Saya memang terpancing untuk menjelaskan kembali maksud  pertanyaan Pak X. Menariknya, setiap ada kata 'dana', Pak Y berbinar mata berusaha menatap mata saya. "Money", katanya.
Akhirnya, rasa penasaran ingin tahu terbangun. Saya pun bertanya, "Mengapa dana seperti ini kok malahan dibagi-bagi di Indonesia? Memangnya di negara Anda tidak ada yang membutuhkannya?"
Gelagat Tidak Beres
Waktu itu ada sesuatu 'ngeklik' tak masuk akal menyirat. Mengapa pembicaraan saya yang menyarankan agar Pak Y datang ke kantor gubernur (Gedung Sate) selalu dialihkan?

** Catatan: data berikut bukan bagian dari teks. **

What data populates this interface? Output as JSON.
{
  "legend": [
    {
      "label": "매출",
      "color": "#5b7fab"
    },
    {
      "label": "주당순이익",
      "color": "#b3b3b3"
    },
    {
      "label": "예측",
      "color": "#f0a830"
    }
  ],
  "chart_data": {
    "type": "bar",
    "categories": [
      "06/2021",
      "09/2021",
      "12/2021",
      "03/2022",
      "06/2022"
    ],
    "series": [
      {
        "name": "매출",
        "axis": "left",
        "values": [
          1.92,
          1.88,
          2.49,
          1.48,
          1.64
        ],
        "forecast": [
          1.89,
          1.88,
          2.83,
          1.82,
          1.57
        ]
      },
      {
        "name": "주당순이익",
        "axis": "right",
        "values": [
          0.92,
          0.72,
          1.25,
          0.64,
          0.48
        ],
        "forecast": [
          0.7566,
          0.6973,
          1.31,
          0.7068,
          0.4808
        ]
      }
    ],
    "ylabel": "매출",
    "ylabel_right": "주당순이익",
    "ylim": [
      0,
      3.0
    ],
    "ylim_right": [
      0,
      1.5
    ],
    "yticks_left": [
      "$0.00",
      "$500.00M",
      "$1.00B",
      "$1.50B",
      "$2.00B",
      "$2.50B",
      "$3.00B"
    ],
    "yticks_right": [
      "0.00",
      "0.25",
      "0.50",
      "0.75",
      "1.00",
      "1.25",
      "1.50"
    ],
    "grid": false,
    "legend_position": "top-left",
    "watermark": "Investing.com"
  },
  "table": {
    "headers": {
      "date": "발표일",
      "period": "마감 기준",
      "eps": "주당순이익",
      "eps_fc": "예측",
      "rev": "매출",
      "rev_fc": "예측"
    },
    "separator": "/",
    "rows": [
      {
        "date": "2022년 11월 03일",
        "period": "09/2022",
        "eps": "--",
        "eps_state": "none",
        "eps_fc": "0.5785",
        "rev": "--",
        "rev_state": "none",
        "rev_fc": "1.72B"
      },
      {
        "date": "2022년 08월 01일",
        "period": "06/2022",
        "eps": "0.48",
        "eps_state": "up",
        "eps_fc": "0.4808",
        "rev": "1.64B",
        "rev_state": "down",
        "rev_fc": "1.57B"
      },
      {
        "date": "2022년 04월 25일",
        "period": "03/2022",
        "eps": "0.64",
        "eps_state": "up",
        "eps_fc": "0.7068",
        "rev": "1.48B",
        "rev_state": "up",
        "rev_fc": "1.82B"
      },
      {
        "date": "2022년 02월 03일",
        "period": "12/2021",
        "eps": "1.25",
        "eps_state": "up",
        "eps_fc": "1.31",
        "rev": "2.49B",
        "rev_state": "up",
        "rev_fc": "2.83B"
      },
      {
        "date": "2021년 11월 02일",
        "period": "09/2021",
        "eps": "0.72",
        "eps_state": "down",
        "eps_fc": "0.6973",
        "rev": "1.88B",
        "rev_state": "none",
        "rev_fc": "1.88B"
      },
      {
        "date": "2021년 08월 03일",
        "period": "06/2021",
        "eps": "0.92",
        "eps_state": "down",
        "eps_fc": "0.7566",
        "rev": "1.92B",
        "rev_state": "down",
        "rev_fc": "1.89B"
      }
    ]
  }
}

Logikanya, seharusnya di pusat pemerintahan itu, pasti ada informasi sahih terkait dunia pertanian. Dengan demikian, money CSR yang milyaran itu pasti akan mudah disalurkan.
Saya mulai menyadari peran Pak X saat itu. Ia bertugas sebagai pemotong dan pengarah pembicaraan. Sangat kentara dari perulangan pertanyaan yang ia ajukan.
Sedangkan Pak Y berperan sebagai orang yang memengaruhi dan meyakinkan saya. Saya menyimpulkannya dari permintaannya yang berulang kali agar saya menjelaskan maksud pertanyaan Pak X. Â Berbinar mata ia terus berusaha menatap saya, "Money", ujarnya, mengganti istilah dana.
"Untuk per dua puluh orang petani, CSR yang dibagikan  sebesar lima puluh juta rupiah PakCik." Demikian ia menyakinkan saya.
Keganjilan tambah tersurat ketika Pak Y menunjukkan kartu ATM biru dari salah satu bank nasional. Bahkan ia menyebutkan nominal money CSR yang sudah tersimpan di kartu ATM tersebut. Nilai yang sangat besar untuk ukuran seorang pengajar seperti saya. Padahal kami kan baru bertemu kurang dari tiga puluh menitan di tengah pertigaan jalan pula!
Keganjilan akhirnya sempurna ketika Pak Y menanyakan apakah saya punya kartu ATM yang sama dengannya atau tidak.
Sadar ada yang tidak beres, saya 'kekeuh' berkehendak menuju ke GASIBU tanpa basa-basi lagi. Setelah pamit, saya meninggalkan mereka berdua begitu saja.